The NAO are investigating my complaint, regarding their Auditing of the DWP HB/Subsidy Department, who are responsible for the 'set of instructions' for their 'external auditor' to follow when 'checking' Housing Benefit application, that would identify non 'EXEMPT' CRITERIA claims re HB/Subsidy repayments to a LA, and 'illegal' charges made on the CLIENT via Housing Benefit Forms, and do NOT be surprised the LA have stated 'it is possible' we have NOT identified those subject to Section 117 FREE Aftercare on these forms. This now continues to those subject to a COP Order for 'Property and Finance' who is responsible for his client finances, (who we know is just a figure head).
The above was identified by me two years ago, nobody want to investigate, the PHSO are responsible, even my MP's referral was ignored, so the NAO.
This 'vulnerable' group are completely 'exploited' by the system, even 'Service Charges' applied, but no INVENTORY taken when they took up their tenancy, and they pay out of their Welfare Benefits.
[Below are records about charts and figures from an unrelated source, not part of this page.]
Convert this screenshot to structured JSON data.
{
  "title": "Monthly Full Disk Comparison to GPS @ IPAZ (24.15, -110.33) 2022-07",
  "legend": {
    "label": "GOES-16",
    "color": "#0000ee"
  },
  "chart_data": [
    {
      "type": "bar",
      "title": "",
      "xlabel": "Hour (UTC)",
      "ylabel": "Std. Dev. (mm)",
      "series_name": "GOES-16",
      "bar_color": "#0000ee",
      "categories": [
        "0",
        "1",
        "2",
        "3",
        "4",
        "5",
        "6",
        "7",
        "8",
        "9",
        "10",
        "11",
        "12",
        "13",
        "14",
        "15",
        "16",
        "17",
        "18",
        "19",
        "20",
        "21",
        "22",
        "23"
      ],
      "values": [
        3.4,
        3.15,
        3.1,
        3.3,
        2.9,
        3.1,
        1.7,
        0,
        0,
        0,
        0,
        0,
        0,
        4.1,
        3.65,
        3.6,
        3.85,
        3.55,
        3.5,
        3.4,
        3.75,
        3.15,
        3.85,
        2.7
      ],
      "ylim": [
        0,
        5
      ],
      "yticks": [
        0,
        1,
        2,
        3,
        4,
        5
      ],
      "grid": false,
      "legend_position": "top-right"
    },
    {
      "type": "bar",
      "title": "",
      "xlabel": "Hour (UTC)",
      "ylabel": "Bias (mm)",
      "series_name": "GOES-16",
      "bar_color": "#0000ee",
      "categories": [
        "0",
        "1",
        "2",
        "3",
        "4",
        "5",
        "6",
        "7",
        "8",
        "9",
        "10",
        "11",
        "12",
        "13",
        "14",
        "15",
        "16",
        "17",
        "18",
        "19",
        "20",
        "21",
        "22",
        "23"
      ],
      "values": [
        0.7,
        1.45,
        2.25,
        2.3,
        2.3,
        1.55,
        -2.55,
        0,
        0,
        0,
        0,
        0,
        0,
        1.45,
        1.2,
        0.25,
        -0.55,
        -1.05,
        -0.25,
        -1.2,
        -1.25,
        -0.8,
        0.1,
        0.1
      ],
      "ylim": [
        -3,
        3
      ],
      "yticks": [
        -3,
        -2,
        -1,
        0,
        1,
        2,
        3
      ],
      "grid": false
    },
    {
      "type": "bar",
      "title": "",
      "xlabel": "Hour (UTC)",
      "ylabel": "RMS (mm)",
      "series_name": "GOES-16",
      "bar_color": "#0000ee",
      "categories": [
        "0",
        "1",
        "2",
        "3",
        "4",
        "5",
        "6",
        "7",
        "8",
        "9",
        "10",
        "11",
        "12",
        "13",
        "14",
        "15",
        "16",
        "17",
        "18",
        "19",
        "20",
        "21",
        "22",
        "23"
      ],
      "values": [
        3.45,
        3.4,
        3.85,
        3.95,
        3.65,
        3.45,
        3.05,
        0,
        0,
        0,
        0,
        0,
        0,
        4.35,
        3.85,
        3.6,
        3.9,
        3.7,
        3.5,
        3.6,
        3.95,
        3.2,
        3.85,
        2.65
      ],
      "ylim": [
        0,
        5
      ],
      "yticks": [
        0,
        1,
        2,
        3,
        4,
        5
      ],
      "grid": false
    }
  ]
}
The COST to the PUBLIC PURSE is enormous, the Cost to the TENANT is enormous. The LA are the winners, along with the LANDLORD usually a Housing Association.
The TRUSTS are nowhere to be seen, the 'severely mentally ill' have now become 'invisible' to the GP, the LA and the TRUST. The only service they reserve is a Prescription, and even that is NOT monitored by anybody.
'integration' it is NOT, legal it is NOT, caring it is NOT.
If you only listened to an expert-by-experience you would SAVE yourself millions in DATA Collection from the wrong places.
Thank you so much for sharing the insightful results of this data - the need for quality regulation is vital in all nonprofit sectors and it is encouraging to see this being practised and examined within the health and care system - there's a lot to learn from these studies for nonprofit fundraisers as well.